Telles sont, notamment, les solutions rendues par la Cour de cassation dans un arrêt du 10 octobre 2019 (Cass. civ. 1, 10 octobre 2019, n° 18-21.966, FS-P+B N° Lexbase : A0061ZRP). 

Faits/Procédure. En l’espèce, un avocat au barreau de Paris, avait, en exécution d’un compromis en date du 19 juin 1995, présidé un tribunal arbitral dans un litige à propos des donations qu’un artiste et son épouse avaient consenties à une fondation. Un arrêt de la cour d’appel de Paris du 27 mai 2014, devenu irrévocable après le rejet d’un pourvoi en cassation (Cass. civ. 1, 4 novembre 2015, n° 14-22.630, F-P+B N° Lexbase : A0244NWX, Bull. civ. I, 2015, n° 265), avait annulé, pour fraude, la sentence arbitrale et la sentence rectificative. Une procédure disciplinaire avait été ouverte par le Bâtonnier de l’Ordre des avocats au barreau de Paris, autorité de poursuite, à l’encontre de l’avocat. Ce dernier forme un pourvoi en cassation contre l’arrêt rendu par la cour d’appel de Paris en ce qu’il l’a déclaré coupable de manquement au principe essentiel d’honneur et pour avoir prononcé, en conséquence, des sanctions disciplinaires (CA Paris, 2, 1, 28 juin 2018, n° 16/16859 N° Lexbase : A6401XUM ; v., aussi, J. Bouëssel du Bourg, Un avocat ne peut pas présider un tribunal arbitral qui manque d’indépendancein Lexbase Professions, n° 269, 2018 N° Lexbase : N5270BXH).  
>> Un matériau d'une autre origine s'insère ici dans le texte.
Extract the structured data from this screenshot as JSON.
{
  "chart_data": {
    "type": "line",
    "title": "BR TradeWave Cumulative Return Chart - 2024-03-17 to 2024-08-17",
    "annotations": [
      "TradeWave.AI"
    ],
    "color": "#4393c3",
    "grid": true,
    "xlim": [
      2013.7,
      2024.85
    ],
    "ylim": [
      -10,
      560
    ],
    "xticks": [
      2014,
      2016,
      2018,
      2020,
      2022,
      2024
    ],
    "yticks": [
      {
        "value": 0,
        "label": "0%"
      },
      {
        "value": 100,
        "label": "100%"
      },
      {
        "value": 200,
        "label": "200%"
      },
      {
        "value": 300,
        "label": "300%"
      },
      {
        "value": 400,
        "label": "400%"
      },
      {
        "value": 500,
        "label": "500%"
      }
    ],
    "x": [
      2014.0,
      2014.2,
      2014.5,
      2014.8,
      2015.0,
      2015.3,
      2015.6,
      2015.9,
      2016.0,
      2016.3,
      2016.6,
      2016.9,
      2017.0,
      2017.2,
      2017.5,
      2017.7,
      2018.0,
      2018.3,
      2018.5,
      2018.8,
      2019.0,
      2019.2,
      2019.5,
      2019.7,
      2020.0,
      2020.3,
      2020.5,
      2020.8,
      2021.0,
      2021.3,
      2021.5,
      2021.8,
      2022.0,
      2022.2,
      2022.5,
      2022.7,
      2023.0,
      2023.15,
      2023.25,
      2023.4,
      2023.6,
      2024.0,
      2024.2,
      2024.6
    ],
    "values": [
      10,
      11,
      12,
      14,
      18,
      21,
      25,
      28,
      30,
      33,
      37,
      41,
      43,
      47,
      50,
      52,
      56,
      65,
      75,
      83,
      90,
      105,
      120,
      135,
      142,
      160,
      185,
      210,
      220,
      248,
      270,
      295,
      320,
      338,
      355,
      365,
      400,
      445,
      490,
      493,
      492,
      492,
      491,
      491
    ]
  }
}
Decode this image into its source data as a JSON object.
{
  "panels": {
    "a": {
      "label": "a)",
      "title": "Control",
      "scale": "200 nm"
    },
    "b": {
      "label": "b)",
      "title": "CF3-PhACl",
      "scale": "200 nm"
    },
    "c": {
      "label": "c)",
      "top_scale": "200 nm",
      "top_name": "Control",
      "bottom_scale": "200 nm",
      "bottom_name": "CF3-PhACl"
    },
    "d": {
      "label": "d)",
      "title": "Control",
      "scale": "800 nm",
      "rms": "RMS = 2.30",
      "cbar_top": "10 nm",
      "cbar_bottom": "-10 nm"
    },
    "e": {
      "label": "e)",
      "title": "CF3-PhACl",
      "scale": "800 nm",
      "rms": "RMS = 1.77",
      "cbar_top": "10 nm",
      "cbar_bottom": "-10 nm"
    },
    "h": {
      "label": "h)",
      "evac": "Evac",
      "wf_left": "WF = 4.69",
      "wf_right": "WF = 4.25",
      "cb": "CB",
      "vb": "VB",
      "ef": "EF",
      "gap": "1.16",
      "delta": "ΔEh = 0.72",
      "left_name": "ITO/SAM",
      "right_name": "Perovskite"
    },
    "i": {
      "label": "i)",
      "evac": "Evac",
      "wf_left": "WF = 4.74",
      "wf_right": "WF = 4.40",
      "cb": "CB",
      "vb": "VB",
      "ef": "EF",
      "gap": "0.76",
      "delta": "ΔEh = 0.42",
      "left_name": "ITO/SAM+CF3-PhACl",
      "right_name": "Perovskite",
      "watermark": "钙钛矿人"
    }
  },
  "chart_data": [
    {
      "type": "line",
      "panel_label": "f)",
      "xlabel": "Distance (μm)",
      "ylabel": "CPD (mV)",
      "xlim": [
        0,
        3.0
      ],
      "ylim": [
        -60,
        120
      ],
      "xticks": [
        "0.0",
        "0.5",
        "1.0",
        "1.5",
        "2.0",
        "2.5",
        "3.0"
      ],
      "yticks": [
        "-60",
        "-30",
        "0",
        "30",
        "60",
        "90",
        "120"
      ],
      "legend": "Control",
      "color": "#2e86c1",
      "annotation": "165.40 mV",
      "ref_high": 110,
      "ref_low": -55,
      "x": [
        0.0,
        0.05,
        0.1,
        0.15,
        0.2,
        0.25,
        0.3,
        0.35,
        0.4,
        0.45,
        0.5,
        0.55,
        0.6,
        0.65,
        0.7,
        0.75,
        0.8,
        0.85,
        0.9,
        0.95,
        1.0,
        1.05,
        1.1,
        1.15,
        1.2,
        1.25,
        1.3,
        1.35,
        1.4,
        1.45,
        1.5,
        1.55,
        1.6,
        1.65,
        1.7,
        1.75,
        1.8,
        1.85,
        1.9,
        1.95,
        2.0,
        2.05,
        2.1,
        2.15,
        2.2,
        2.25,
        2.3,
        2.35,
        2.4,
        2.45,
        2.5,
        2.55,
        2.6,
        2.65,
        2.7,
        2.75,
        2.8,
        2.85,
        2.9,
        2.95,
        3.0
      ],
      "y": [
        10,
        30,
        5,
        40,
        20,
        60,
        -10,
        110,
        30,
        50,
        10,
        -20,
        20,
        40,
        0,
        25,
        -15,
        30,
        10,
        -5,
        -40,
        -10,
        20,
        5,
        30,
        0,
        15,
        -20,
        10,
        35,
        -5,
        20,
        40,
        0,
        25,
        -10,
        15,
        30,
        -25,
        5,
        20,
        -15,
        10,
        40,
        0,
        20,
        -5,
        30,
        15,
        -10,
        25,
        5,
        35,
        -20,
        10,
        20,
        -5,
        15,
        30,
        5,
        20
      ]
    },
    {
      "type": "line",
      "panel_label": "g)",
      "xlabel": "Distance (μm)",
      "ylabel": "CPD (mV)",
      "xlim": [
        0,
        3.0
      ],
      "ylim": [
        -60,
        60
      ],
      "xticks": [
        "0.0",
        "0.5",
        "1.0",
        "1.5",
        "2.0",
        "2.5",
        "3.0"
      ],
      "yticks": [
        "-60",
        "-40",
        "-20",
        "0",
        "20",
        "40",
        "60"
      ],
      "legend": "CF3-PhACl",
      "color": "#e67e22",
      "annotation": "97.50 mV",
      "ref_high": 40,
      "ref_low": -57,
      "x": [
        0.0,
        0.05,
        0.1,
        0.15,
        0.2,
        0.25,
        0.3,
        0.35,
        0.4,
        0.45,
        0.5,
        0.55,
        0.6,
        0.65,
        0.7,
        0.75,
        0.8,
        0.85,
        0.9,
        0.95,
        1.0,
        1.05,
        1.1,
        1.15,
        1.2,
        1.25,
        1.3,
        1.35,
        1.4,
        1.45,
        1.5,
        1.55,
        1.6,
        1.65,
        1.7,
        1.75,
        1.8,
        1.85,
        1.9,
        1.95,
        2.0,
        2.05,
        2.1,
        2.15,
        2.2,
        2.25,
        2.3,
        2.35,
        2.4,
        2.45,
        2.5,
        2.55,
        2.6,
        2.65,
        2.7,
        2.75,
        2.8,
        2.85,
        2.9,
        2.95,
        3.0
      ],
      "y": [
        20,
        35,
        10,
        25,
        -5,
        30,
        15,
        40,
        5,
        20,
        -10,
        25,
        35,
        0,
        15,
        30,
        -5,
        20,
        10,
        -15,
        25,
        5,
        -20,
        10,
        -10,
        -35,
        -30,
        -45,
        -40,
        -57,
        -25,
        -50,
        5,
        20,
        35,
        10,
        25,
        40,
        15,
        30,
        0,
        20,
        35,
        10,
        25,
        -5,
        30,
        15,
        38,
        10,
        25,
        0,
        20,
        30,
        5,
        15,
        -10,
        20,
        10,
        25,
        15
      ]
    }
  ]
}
  • Sur l’imprécision des faits de la citation à comparaître 

Grief. L’avocat faisait grief à l’arrêt de rejeter l’exception de nullité de la citation.  

Analyse de la Cour. La Cour de cassation énonce, d’une part, que la nullité de la citation doit être écartée lorsque l’avocat poursuivi, suffisamment informé des faits servant de base aux poursuites disciplinaires, a été en mesure de présenter ses moyens de défense, d’autre part, que, si la juridiction disciplinaire est tenue de statuer dans la limite des faits dénoncés dans la citation, c’est à elle qu’il incombe, dans le respect du principe de la contradiction, de leur restituer une exacte qualification juridique et de se prononcer conformément aux règles de droit en vigueur au moment de leur commission, au rang desquelles figurent les dispositions du règlement intérieur du barreau auquel l’avocat est inscrit, pris en application de l’article 17, 1°, de la loi n° 71-1130 du 31 décembre 1971 portant réforme de certaines professions judiciaires et juridiques, conformes aux prescriptions légales et réglementaires. En l’espèce, la Cour relève, qu’après avoir constaté que les manquements poursuivis étaient clairement précisés en pages 16 à 18 de la citation, la cour d’appel a retenu que celle-ci renseignait l’avocat sur les faits reprochés et le fondement juridique invoqué, peu important le visa erroné de l’article 1.3 du règlement intérieur national (RIN), dans la mesure où les faits contraires à l’honneur que, seuls, elle retenait contre l’avocat, étaient prévus par l’article 1.3 du RIBP (règlement intérieur du barreau de Paris). La cour avait aussi ajouté que l’article 184 du décret n° 91-1197 du 27 novembre 1991 organisant la profession d’avocat N° Lexbase : L8168AID, qui énonce les sanctions encourues, était également mentionné, de sorte que l’intéressé avait pu utilement se défendre en toute connaissance de cause. Le premier moyen invoqué par l’avocat n’est donc selon la Cour pas fondé.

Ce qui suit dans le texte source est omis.